Wednesday, December 25, 2002

I'm Dreaming of a ......Well, here it is Christmas day. Had a decent day. Slept in..... Kept the baby up way late so he would be too tired ot wake up at the crack of dawn. Decorated the house and put out the presents last night. Had them all thinking we where not having Christmas here. They should know better. Even if I don't have money I can always do something for Christmas. Luckly I have been preparing for Christmas since last year. Boy did they feel silly about giving me a hard time about that closet filled to the top with stuff. Well tomorrow I have to try to get to the post office. To send off some presents to the girls and to my kids.

My oldest told me he doesn't think I care about him anymore. Which really fucked my day up. He should know better. I went through hell for him. I don't expect him to understand now. But it would be nice to not get hostility when I try to tell him that I love him. It hurt alot. but I am sure that he feels I have hurt him more. Its hard for him to understand all the factors that go into making a decision like I had to do this January. It nearly killed me. If it had not been for Digi and Wolfman I would probably not be here today. I honestly thought my life was over. I couldn't lose anything else. I lost my family, my car, my home, my job. What was left for anyone to take but my life.

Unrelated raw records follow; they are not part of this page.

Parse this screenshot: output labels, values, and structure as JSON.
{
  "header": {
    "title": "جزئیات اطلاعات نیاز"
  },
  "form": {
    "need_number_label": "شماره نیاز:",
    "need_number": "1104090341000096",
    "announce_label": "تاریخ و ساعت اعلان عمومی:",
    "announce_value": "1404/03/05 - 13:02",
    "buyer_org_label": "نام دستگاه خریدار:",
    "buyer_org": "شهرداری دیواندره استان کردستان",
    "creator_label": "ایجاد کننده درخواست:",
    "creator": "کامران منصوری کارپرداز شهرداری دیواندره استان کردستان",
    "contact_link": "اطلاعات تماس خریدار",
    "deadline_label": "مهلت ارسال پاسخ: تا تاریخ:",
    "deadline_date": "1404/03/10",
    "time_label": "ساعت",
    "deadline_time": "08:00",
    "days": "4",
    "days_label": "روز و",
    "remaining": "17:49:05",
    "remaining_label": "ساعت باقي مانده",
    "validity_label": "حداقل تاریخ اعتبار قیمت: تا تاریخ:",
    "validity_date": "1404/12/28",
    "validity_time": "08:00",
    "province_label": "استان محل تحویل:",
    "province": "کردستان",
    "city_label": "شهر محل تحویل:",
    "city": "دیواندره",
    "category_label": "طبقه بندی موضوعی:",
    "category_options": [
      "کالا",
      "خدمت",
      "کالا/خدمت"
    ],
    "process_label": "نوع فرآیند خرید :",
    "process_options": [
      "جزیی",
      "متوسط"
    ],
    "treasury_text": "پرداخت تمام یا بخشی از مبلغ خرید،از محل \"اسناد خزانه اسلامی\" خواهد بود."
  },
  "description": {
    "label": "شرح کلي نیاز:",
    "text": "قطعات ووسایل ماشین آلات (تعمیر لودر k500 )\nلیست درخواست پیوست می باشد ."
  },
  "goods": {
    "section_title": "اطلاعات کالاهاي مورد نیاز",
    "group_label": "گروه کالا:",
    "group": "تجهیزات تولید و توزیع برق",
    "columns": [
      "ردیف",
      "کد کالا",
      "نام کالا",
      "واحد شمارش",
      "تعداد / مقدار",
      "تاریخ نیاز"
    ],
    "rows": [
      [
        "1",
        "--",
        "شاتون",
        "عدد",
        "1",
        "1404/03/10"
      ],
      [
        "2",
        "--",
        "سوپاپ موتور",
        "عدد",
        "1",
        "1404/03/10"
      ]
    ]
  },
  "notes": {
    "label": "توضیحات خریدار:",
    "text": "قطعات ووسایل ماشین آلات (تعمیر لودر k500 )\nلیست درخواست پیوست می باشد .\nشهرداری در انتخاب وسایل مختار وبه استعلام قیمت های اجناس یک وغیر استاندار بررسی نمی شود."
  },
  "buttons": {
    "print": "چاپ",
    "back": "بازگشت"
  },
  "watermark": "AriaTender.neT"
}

I know that time was like walking in a dream. I was on auto pilot. In a haze of pain, both mental and physical. Just trying to get through each day. Missing my children, morning my dreams, morning my love, morning my life. I know I put Digi through hell. I hate myself for it. I hurt him and mistreated him, and ignored all the signs of what he needed from me. I don't know why he stuck around. But I can't help but thank God that he did. I can't thank him enough for taking care of me for all those months. For giving me hope and love and attention when my attention was divided elsewhere. I hope that someday I can return the favor. That I can give him back even a portion of what he has given me. Show him even half the patience he has shown me. Give him even half the understanding when it comes to needing space and time.

As this year comes to a close. I find myself revaluating what it means to be who I am. Reevaluting what the people around me need from me. What my priorties are and if they are the right ones. Ill try to fill you in on what I decide. All I know is I have an emptyness that I need to figure out how to correct. Before I can do anything for anyone else.

With that let me say Merry Christmas to all of you. I hope santa brought you everything you asked for. I know no matter what I got what I wanted to spend time with the people I love and care about.